2.19 Analysis of FTS Errors and Failures

One of the main concerns in data transfer operations is to promptly detect and solve issues that affect the functioning of the infrastructure. On our way toward improving automation of DDM operations, we adopted an unsupervised learning approach to minimize experts’ effort and enable discovering new failure patterns related to FTS transfers. This tool targets the operators and aims to assist with understanding the infrastructure issues in the data transfer area. The pipeline consists of two main steps: 1) vectorization and 2) clustering. In the vectorization step, we concatenate the raw error string with source and destination hostnames, and we use a word2vec model that learns how to map all that information to a vectorial space of a given size, where similar errors are expected to be close together. This is to transform the textual information into a convenient numeric representation and serves as preprocessing for the next steps. A clustering algorithm is the applied to get groups of related errors: we pre-train a word2vec model on a big dataset and run a k-means++ algorithm (Arthur and Vassilvitskii, 2007) online during the monitoring shifts. In order to demonstrate the approach, we report an analysis of FTS data from one full day of operation. Figure 2 shows an example of a summary table for the biggest cluster found by the model.

FIGURE 2

Example of an error message cluster summary.

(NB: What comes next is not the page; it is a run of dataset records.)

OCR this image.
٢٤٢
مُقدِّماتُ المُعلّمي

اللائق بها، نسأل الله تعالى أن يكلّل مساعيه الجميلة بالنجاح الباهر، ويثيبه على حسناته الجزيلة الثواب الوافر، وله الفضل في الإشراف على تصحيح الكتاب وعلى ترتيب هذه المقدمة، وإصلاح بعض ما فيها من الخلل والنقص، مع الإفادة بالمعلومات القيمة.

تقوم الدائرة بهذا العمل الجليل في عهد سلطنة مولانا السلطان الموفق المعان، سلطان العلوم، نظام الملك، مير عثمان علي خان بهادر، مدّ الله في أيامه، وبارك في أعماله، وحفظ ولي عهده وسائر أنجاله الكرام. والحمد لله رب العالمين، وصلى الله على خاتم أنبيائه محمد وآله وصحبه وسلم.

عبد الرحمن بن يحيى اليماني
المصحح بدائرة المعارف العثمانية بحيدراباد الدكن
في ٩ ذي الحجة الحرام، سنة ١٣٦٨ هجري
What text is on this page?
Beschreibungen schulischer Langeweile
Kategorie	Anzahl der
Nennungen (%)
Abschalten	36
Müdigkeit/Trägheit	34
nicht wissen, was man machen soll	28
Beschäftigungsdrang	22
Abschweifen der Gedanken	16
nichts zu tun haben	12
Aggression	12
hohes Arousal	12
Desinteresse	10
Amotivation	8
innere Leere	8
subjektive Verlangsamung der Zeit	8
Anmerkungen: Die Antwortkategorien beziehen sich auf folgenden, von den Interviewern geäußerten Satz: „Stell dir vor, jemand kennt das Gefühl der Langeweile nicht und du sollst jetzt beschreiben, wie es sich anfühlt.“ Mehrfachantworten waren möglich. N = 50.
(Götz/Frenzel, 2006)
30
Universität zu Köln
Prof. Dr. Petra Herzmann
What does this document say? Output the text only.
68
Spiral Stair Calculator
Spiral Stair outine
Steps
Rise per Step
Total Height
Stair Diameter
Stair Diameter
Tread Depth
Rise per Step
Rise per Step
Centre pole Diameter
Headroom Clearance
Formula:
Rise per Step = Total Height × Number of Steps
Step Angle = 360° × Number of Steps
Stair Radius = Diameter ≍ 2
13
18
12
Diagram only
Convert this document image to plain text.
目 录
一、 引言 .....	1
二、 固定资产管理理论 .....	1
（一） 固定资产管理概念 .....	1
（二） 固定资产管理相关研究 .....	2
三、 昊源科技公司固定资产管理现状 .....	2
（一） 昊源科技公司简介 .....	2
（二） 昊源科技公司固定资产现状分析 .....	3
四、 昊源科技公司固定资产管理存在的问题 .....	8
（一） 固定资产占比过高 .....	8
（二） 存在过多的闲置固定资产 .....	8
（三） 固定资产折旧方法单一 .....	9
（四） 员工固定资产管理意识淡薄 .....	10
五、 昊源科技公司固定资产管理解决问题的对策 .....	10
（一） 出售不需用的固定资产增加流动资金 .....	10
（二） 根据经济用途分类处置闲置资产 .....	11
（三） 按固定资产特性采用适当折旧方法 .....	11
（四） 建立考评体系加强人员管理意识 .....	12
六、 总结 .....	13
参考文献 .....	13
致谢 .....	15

Example of an error message cluster summary. The first three columns provide numeric summaries: 1) the cluster size, 2) the number of unique strings within the cluster, and 3) the number of unique patterns: unique strings after the removal of parametric parts such as paths, IP addresses, and URLs. The model learns to abstract message parameters and to group strings that are similar except for the parametric parts. As a result, the initial amount of errors is reduced to a number of patterns which is lowered by several orders of magnitude. The core part of this visualization is then represented by the top 3 sections, where the most frequent triplets of pattern, source, and destination sites are reported in a descending order, together with their multiplicity and the percentage over the cluster size. There, we extract several insights, for example, whether a pattern is responsible for a large number of failures or if it accounts for a conspicuous fraction of the cluster. In addition, one can investigate the contribution of source/destination site pairs, as in Figure 2, where Site-4 clearly seems to have a problem as destination. Another useful piece of information given by the cluster’s time evolution plot (shown in Figure 3) is that it can give an immediate indication of whether the problem is transient or not.

FIGURE 3

Time evolution of cluster 0: the plot shows the count of errors in bins of 10 min.

Time evolution of cluster 0: the plot shows the count of errors in bins of 10 min. Overall, the idea is for the shifters to look at summary tables and time plots for each of the clusters detected by the algorithm, which act as suggestions of possible issues to investigate further, or later, would create automatic alerts, notifications, or even issue reports. The process described previously can be fully automated after tuning model hyper parameters based on metrics, such as average silhouette width score and within-cluster sum of squared (Euclidean) distances, that measure how compact and separated the clusters are. We have conducted an extensive testing as pre-validation comparing the clusters obtained with this approach against GGUS tickets, showing a reasonable overlap between suggested and reported issues. Although it makes sense to cross-check clustering results with tickets, this comparison has some drawbacks. In particular, the procedure is very sensitive to the choice of the time window. It requires a manual check of the ticket information and the cluster content, which makes the comparison lengthy and not scalable.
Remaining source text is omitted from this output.